2015年11月1日日曜日

<文献検索から>(17)近赤外分光を用いた液状の純粋エチレングリコールとエチレングリコール水の混合液の分子構造と水素結合の研究


(題名:Molecular structure and hydrogen bonding in pure liquid ethylene glycol and ethylene glycol;-water mixtures studied using NIR spectroscopy
著者:Y. Chen, Y. Ozaki, and M. A. Czarnecki
出典:Phys. Chem. Chem. Phys., Sept. Vol.15 No.42, P18694 18701, 2013

【抄録】
エチレングリコール(EG)と水の混合液はEGがかなり低い温度でもガラス状態を形成し0℃以下でも氷の結晶化を防ぐ。そのためEGは最も重要な抗凍結剤で広い分野で使用されている。水素結合についてはまだ議論の余地があり、EGは又分子間、分子内水素結合を研究するためのモデルである。17B-1は分子内結合の有無を示している。

          

EGEG・水の混合液の分子構造と水素結合について、近赤外スペクトルを2次元相関とMoving Window2次元相関、ケモメトリックスを使用して解析した。
主成分分析(PCA)は水-EG混合液のスペクトルに濃度に依存する3つの独立した要素があることを示した。
2次元相関を用いた解析では、純粋な液状態のEGの分子は分子間水素結合を持っているが、分子内水素結合は観測できなかった。CH伸縮振動のわずかな変動は純粋液状EGと水との混合液の構造がOHグループの分子間結合によって決定されていることを示した。水の非対称伸縮と変角の結合音の解析はEGリッチの溶液において水分子が、二つのEG分子と主に結合しこの水との水素結合はバルクの水の結合よりも強いことを明らかにした。
Moving window2次元相関解析はフリーと会合したOHグループの変化では、パターンが異なり、フリーのOHグループのスペクトル変化は40℃で最大になり会合したOHでは50℃になっていることを示した。
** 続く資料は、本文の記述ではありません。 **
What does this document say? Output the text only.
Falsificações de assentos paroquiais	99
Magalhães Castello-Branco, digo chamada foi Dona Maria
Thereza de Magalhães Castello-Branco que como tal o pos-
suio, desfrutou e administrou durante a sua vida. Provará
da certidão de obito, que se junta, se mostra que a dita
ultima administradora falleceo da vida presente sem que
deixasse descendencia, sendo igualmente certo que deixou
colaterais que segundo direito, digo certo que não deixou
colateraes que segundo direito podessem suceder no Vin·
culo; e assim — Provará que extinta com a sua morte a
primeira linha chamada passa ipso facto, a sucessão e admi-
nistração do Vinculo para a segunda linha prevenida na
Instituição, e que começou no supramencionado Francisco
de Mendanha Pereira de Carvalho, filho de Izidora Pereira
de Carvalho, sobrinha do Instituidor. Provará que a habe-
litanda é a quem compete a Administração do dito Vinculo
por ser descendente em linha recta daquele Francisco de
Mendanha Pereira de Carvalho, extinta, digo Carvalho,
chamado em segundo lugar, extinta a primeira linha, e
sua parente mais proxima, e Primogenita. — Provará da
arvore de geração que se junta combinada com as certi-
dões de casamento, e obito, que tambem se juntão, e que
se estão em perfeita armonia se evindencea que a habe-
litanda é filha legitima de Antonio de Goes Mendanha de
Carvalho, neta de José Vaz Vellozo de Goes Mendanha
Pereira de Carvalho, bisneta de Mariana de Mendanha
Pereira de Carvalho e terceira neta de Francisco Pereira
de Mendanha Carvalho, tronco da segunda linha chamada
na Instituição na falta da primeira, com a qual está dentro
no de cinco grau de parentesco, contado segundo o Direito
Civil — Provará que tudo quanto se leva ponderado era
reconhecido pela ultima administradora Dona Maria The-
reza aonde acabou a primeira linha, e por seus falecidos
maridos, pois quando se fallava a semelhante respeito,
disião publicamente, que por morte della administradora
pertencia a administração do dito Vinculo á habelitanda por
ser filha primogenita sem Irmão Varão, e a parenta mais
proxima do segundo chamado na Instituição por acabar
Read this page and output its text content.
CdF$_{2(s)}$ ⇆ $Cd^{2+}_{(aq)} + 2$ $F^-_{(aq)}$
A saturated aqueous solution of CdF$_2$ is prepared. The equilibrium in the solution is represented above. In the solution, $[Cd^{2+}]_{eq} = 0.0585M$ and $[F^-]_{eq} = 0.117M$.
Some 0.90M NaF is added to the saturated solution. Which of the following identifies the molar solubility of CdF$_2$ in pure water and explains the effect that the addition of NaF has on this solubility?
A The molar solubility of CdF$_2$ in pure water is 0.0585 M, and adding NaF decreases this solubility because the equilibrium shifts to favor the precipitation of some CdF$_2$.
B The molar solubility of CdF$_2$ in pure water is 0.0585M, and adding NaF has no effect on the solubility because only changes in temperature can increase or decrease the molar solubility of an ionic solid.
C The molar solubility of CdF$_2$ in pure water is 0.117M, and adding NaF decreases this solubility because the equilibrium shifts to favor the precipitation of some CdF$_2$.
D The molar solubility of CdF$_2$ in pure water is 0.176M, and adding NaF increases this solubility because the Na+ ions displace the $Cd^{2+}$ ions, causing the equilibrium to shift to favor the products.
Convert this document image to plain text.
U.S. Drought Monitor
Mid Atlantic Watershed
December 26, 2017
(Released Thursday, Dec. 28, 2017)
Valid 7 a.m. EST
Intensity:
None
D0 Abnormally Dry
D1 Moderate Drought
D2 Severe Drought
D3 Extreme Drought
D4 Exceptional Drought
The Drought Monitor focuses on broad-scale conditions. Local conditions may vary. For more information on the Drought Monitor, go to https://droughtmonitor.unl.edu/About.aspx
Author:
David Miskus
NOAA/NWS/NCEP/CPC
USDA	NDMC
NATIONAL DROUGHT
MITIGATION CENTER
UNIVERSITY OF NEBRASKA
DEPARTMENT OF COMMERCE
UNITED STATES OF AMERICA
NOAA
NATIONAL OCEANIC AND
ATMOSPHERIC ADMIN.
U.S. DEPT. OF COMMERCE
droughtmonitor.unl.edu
温度の異なるEG-水混合液のスペクトル変化から水―水 水素結合は温度上昇に伴いEG-水の水素結合より早く弱くなることがわかった。水とプロパンジオール、脂肪族アルコールの混合液からは、水とジオールまたはアルコールとの相互作用は、水-水間の相互作用より強いことが明らかになった。
さらに水を加えるとEGOHグループの周りに小さな水のクラスターを形成する。これらのクラスターの大きさはEGの濃度に依存し、EG濃度が低くなると水のクラスターサイズは大きくなる。今回の結果と従来報告されている他の有機溶媒と水との混合液に比べてみると、水の2成分混合液では水と極性基の総量と分布が有機相における水の溶解性を決める重要なファクターであるという結論になった。液相における官能基の分布は分子の疎水性部分の大きさと構造に依存する。これらの官能基がより均一に分布すると有機相における水の溶解度はより多くなる。